Masada uzlaşılamaması üzerine imzalanması gereken uzlaşmazlık tutanağının imzalanmadığının altını çizen Yalçın, tespit tutanağı tutan Kamu İşveren Heyetinin, uzlaşılan maddeleri Kamu Görevlileri Hakem Kurulu'na sunmadığını söyledi.
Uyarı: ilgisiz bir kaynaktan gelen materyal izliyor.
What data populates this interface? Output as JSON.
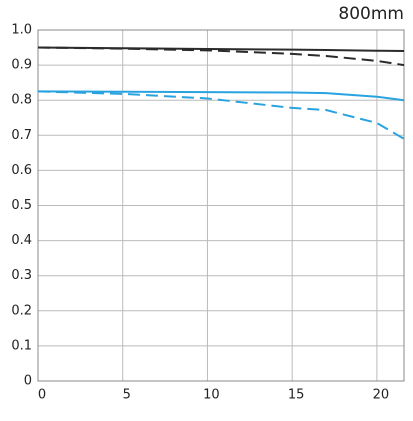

"HAKEM HEYETİ ADALETTEN ŞAŞTI"
Toplu sözleşmenin 20 günlük müzakere süresinde üzerinde uzlaşılan ve olduğu gibi hakem kuruluna aktarılması gerekirken maddelerin yok sayıldığını belirten Yalçın, şunları kaydetti:
"Masada uzlaşılan maddelerin, uzlaşılmadı sayılması hakikaten hayret verici. Bu konuda tepkimizi ifade ettik ve bize gönderilen tespit tutanaklarını şerhli teslim aldık. Netice itibarıyla kaybı imzalamadık, kazanım üretecek bir teklif de masaya gelmedi. Kamu İşveren Heyeti ise masada uzlaşılan maddeleri Hakem Kurulu'na götürmedi. Hakem heyeti, masada varılan uzlaşıları sormadan yeni bir toplu sözleşmeymiş gibi bir süreç yönetimi yaptı. Hakem heyeti adaletten şaştı, Kamu İşveren Heyetine bu anlamda noterlik yapmış oldu."
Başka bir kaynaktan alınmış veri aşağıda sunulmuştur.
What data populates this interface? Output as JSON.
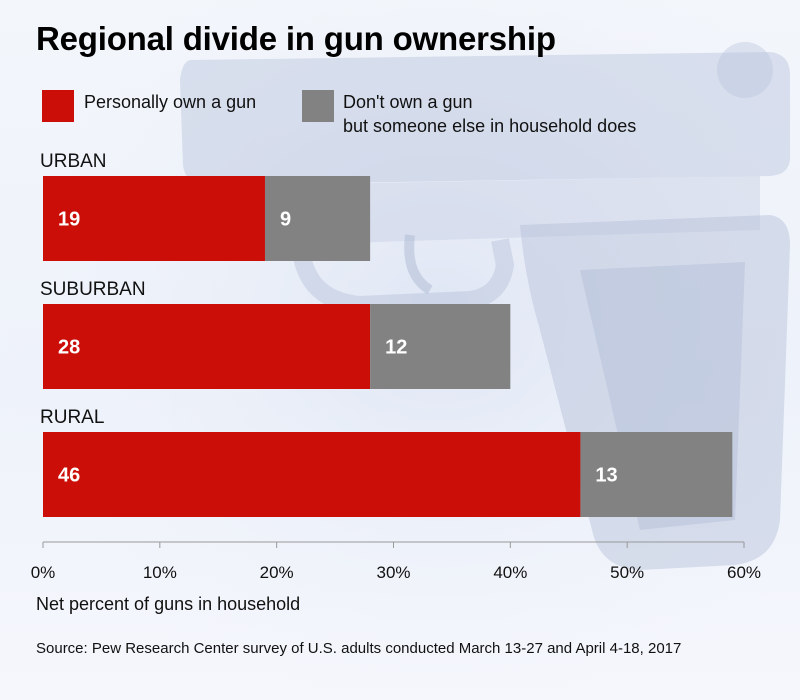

"3 ŞEY TARTIŞILIR HALE GELDİ"
Yalçın, geçmiş dönemdeki kazanımların devam ettiğini, yeni dönemde ise sözleşmeye üç yeni kazanımın eklendiğini belirterek, bu maddelerin ifade edilecek kadar önemli olmadığını söyledi.
Kurulda adaletin heyeti yerine, işverenin heyetini gördüklerini savunan Yalçın, şöyle konuştu: "Toplu sözleşme geride kaldı, üç şey tartışılır oldu; bir, kamu işvereninin güvenilirliği. İki, hakem heyetinin özerkliği. Üç, 4688 Sayılı Toplu Sözleşme Yasasının yeterliliği. Bundan sonraki süreç, bunların düzeltilmesi için her türlü şeyin yapılacağı bir süreç olacaktır."
"MEHMET AKİF İNAN YAŞIYOR OLSA AYNISINI YAPARDI"
Memur-Sen'in gelinen süreç üzerine bir öz eleştiri yapıp yapmadığının sorulması üzerine Yalçın, şu yanıtı verdi:
"Memur-Sen olarak süreci tamamen istişareli bir şekilde yürüttük. Süreçte tekil bir karar alınmadı. Başkanlar Kurulu, her durumu anında değerlendirerek, karar aldığı için ilk tepkinin verilmesinden, basın açıklaması yapılmasına ve iş bırakma eylemimize kadar her an istişare süreci işledi. Bizim 'şunu da yapsaydık' dediğimiz bir boşluk bırakılmadı. Gelen teklif ortada, kimse bizden yüzde 14'lük zamma imza atmamızı beklememeliydi. Sendikacılığın haysiyetine yakışmaz, emeğin izzetine yakışmaz, emekçinin onuruna yakışmaz. İki yılda yüzde 14'lük zam Memur-Sen'in kabul edebileceği bir zam değildir. Merhum Mehmet Akif İnan yaşıyor olsa ve bu sorumluluğu taşıyor olsaydı, aynısını yapardı."